Rio morto

1617

(Dedicado ao Rio Passo Fundo)

Marulhas

mas não enganas:

estás morto!

Rio de todas as águas,

profundidade comezinha

de quem atulhado

mal consegue ver o caminho,

através das águas turvas

nas curvas que faz.

Juntas todo o rebotalho

que o trabalho

– a faina inútil de todos os dias –

acumula e faz de ti lixeira.

Tuas pedras

se confundem com latas;

tuas margens incertas

têm capim

– até demais.

Sobre as quais

às vezes avança,

ponta de lança,

a alcançar quem o maltrata

o malbarata

com túneis, canais e desvios

enquanto o que há de bom nos rios

– peixes e água limpa –

ninguém consegue ver.

Pescar de tuas margens,

namorar molhando os pés,

lavar em ti a roupa

que de tão pouca

não consiga te poluir,

antes nos faça cheirar a natureza,

das profundezas de onde vens,

cantando desde as fontes

“habitando a distância de ermos montes

onde os momentos

são a Deus chegados.

E como criança avança

cidade adentro.

Vais de todos recebendo o que há de pior

– incurável desamor de quem até os filhos

sabe desamar.

Nos longes da cidade

por onde sais e te vejo passar

já não vais mais cantando

nem marulhando.

Vais embora a chorar.

(do poema Meu pensamento é um rio subterrâneo, de Fernando Pessoa)

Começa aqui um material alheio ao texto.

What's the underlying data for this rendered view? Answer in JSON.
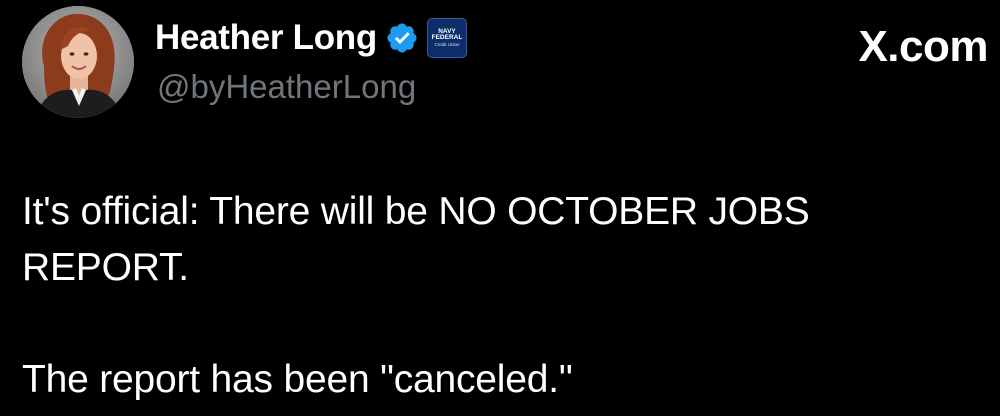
{
  "author": {
    "display_name": "Heather Long",
    "handle": "@byHeatherLong",
    "verified": true,
    "verified_color": "#1d9bf0",
    "affiliation_badge": {
      "line1": "NAVY",
      "line2": "FEDERAL",
      "line3": "Credit Union"
    }
  },
  "site": {
    "label": "X.com"
  },
  "tweet": {
    "paragraphs": [
      "It's official: There will be NO OCTOBER JOBS REPORT.",
      "The report has been \"canceled.\""
    ]
  },
  "colors": {
    "background": "#000000",
    "text": "#ffffff",
    "handle": "#71767b"
  }
}
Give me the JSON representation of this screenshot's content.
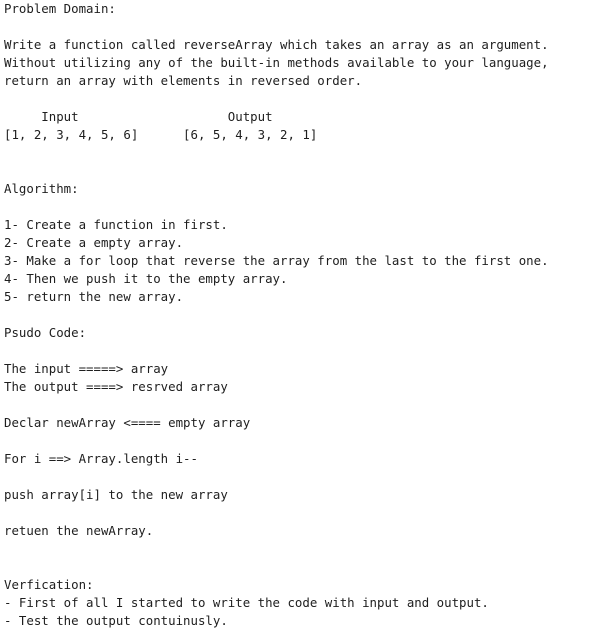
{
  "problem": {
    "heading": "Problem Domain:",
    "lines": [
      "Write a function called reverseArray which takes an array as an argument.",
      "Without utilizing any of the built-in methods available to your language,",
      "return an array with elements in reversed order."
    ],
    "example_header": "     Input                    Output",
    "example_row": "[1, 2, 3, 4, 5, 6]      [6, 5, 4, 3, 2, 1]"
  },
  "algorithm": {
    "heading": "Algorithm:",
    "steps": [
      "1- Create a function in first.",
      "2- Create a empty array.",
      "3- Make a for loop that reverse the array from the last to the first one.",
      "4- Then we push it to the empty array.",
      "5- return the new array."
    ]
  },
  "pseudo": {
    "heading": "Psudo Code:",
    "input_line": "The input =====> array",
    "output_line": "The output ====> resrved array",
    "declare_line": "Declar newArray <==== empty array",
    "for_line": "For i ==> Array.length i--",
    "push_line": "push array[i] to the new array",
    "return_line": "retuen the newArray."
  },
  "verification": {
    "heading": "Verfication:",
    "items": [
      "- First of all I started to write the code with input and output.",
      "- Test the output contuinusly."
    ]
  }
}
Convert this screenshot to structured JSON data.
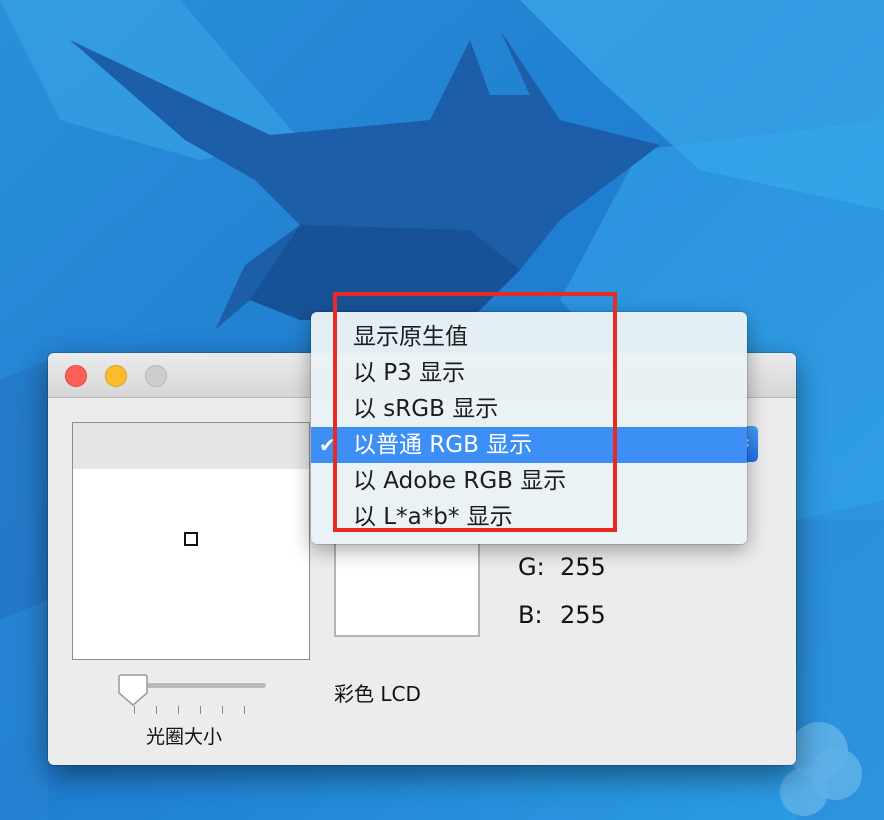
{
  "colors": {
    "desktop_light": "#2f9be4",
    "desktop_dark": "#1a5aa0",
    "selection": "#3d8ff5",
    "annotation_red": "#e82a24"
  },
  "window": {
    "slider_label": "光圈大小",
    "device_label": "彩色 LCD",
    "values": [
      {
        "label": "G:",
        "value": "255"
      },
      {
        "label": "B:",
        "value": "255"
      }
    ],
    "popup_arrow_icon": "up-down-chevron-icon"
  },
  "menu": {
    "items": [
      {
        "label": "显示原生值",
        "checked": false
      },
      {
        "label": "以 P3 显示",
        "checked": false
      },
      {
        "label": "以 sRGB 显示",
        "checked": false
      },
      {
        "label": "以普通 RGB 显示",
        "checked": true
      },
      {
        "label": "以 Adobe RGB 显示",
        "checked": false
      },
      {
        "label": "以 L*a*b* 显示",
        "checked": false
      }
    ],
    "check_glyph": "✔"
  }
}
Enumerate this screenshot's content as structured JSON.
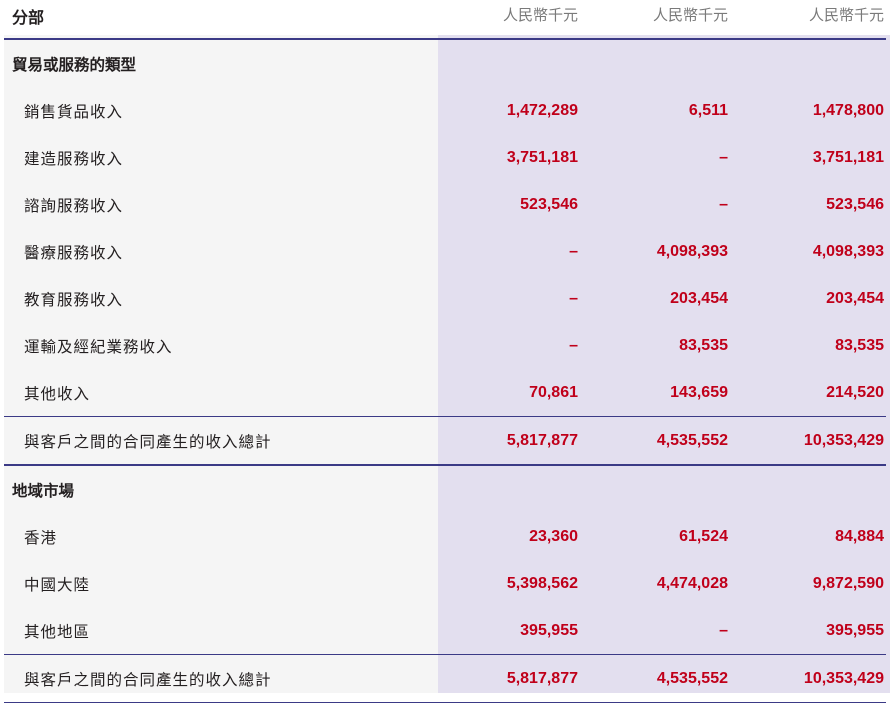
{
  "header": {
    "segment_label": "分部",
    "units": [
      "人民幣千元",
      "人民幣千元",
      "人民幣千元"
    ]
  },
  "sections": [
    {
      "title": "貿易或服務的類型",
      "rows": [
        {
          "label": "銷售貨品收入",
          "values": [
            "1,472,289",
            "6,511",
            "1,478,800"
          ]
        },
        {
          "label": "建造服務收入",
          "values": [
            "3,751,181",
            "–",
            "3,751,181"
          ]
        },
        {
          "label": "諮詢服務收入",
          "values": [
            "523,546",
            "–",
            "523,546"
          ]
        },
        {
          "label": "醫療服務收入",
          "values": [
            "–",
            "4,098,393",
            "4,098,393"
          ]
        },
        {
          "label": "教育服務收入",
          "values": [
            "–",
            "203,454",
            "203,454"
          ]
        },
        {
          "label": "運輸及經紀業務收入",
          "values": [
            "–",
            "83,535",
            "83,535"
          ]
        },
        {
          "label": "其他收入",
          "values": [
            "70,861",
            "143,659",
            "214,520"
          ]
        }
      ],
      "total": {
        "label": "與客戶之間的合同產生的收入總計",
        "values": [
          "5,817,877",
          "4,535,552",
          "10,353,429"
        ]
      }
    },
    {
      "title": "地域市場",
      "rows": [
        {
          "label": "香港",
          "values": [
            "23,360",
            "61,524",
            "84,884"
          ]
        },
        {
          "label": "中國大陸",
          "values": [
            "5,398,562",
            "4,474,028",
            "9,872,590"
          ]
        },
        {
          "label": "其他地區",
          "values": [
            "395,955",
            "–",
            "395,955"
          ]
        }
      ],
      "total": {
        "label": "與客戶之間的合同產生的收入總計",
        "values": [
          "5,817,877",
          "4,535,552",
          "10,353,429"
        ]
      }
    }
  ],
  "colors": {
    "accent_line": "#3b3a86",
    "value_red": "#c0001a",
    "column_shade": "#e3dfef"
  }
}
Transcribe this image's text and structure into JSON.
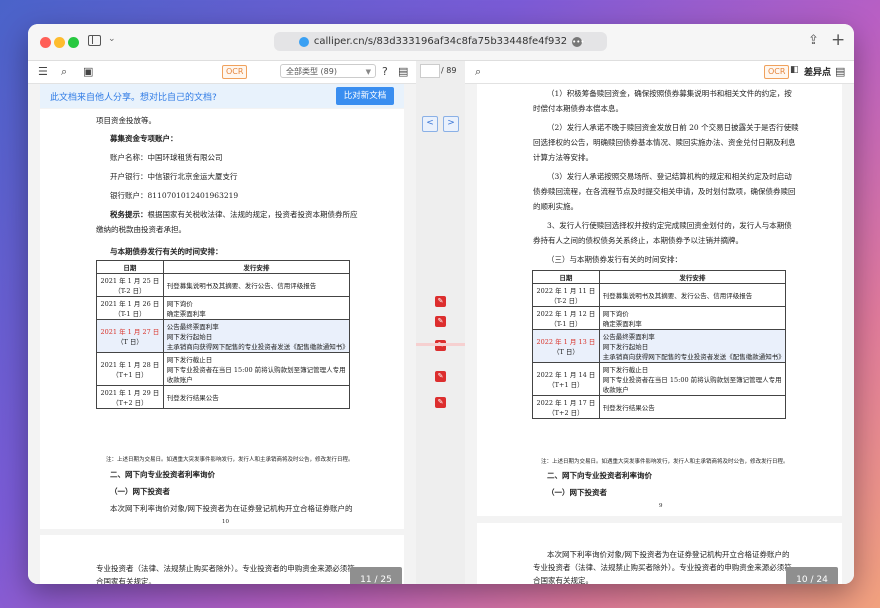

Sobre as fotos: as imagens que ilustram esta poesia foram gentilmente cedidas pelo fotógrafo de nossa cidade, Diogo Zanatta. Foram captadas por suas lentes em setembro de 2011, revelando a situação dramática que o Rio Passo Fundo estava passando, sobretudo pelo acúmulo de toneladas de lixo nele depositados ao longo de seu percurso pela cidade. À época, esta triste realidade foi retratada por diferentes formas e meios de comunicação, através de reportagens, o que gerou grande comoção e engajamento para a retirada deste lixo acumulado. O Rio Passo Fundo, hoje, continua recebendo resíduos e esgoto em seu leito, gerando preocupações ambientais e sociais. Muito longe ainda de ser um rio que é bem tratado e conservado pela população passofundense.

Autor: Júlio Perez. Autor da poesia “Eu e os da minha geração”: https://www.neipies.com/eu-e-os-da-minha-geracao/

4 COMENTÁRIOS

  1. Belo poema Júlio! Meus parabéns por chamar a atenção sobre um tema tão recorrente e importante: a degradação de rios, córregos e nascentes nas cidades! A água, um bem tão precioso e vital, deveria receber atenção maior, não só do Poder Público, mas da sociedade com um todo!

  2. Como admirador do Júlio, não estranho a beleza e oportunidade da obra. Como velho amante da Poesia, fico feliz que ela esteja em tão boas mãos, inclusive em imagens.